O cearense, que ganhou ainda mais destaque após o trabalho realizado na Central Única das Favelas (CUFA), ao lado de MV Bill e Celso Athade, agora comanda a presidência da organização. Depois de 13 anos sob a presidência de cariocas, a CUFA agora passa ao comando de um cearense. Outra quebra da paradigma conquistada por Preto Zezé. Em entrevista concedida ao No Pátio,  o presidente da Central Única das Favelas fala sobre  mobilização social, realidade cearense, copa de 2014, olimpíadas de 2016, trajetória de vida e, claro, o comando da CUFA. Leia a entrevista na íntegra.

1.     Qual o significado de ter um nome cearense na presidência da CUFA nacional?

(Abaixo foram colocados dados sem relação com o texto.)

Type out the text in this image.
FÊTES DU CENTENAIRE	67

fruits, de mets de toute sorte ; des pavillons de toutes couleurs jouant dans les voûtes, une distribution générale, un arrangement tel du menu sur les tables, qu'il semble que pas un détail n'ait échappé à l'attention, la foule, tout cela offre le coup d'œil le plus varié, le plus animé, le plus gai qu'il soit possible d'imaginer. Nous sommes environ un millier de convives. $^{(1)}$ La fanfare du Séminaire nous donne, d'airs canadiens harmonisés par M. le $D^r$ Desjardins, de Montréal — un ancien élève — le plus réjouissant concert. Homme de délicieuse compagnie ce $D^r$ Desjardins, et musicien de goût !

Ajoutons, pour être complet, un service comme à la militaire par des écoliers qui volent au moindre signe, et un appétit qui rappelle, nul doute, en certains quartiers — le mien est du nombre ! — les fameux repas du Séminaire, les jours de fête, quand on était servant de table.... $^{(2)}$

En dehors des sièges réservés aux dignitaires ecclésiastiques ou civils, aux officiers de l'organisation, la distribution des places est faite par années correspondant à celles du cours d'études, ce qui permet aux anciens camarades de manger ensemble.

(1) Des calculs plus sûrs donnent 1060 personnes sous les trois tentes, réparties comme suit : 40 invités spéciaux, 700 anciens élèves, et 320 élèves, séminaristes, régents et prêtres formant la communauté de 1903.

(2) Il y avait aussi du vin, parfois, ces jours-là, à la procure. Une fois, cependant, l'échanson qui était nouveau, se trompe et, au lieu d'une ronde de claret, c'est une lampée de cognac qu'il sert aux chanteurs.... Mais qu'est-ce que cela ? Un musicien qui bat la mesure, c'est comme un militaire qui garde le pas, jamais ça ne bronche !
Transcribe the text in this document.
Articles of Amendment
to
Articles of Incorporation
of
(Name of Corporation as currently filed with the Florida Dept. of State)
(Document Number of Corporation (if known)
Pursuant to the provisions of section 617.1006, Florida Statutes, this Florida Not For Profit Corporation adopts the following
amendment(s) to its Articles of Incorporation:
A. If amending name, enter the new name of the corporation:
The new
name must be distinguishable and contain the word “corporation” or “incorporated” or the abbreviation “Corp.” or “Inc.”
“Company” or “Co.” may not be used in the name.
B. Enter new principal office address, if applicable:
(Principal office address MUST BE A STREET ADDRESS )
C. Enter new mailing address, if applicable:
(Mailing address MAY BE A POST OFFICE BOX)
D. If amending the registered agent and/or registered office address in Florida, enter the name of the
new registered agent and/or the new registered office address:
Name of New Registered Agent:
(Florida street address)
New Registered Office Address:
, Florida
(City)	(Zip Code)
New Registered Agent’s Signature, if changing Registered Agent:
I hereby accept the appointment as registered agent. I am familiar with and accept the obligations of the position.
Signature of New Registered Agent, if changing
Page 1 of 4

Significa que a CUFA, está sendo coerente com sua linha de corrigir desigualdades, pois estamos invertendo à lógica dentro da nossa própria instituição, não basta discursar contra a centralização do eixo RIO-SP, é preciso na prática, construir outra lógica. Um dado importante, é que a vice- presidenta é de Cuiabá, Mato Grosso, Karina Santiago, ou seja, estamos revelando, talentos formados em nossas lutas diárias, possibilitando que o Brasil conheça quadros capacitados para protagonizar mudanças substantivas nas favelas brasileiras, mais que um título institucional, vejo a minha escolha como presidente da CUFA NACIONAL, como uma conquista coletiva, que está para além do Zezé.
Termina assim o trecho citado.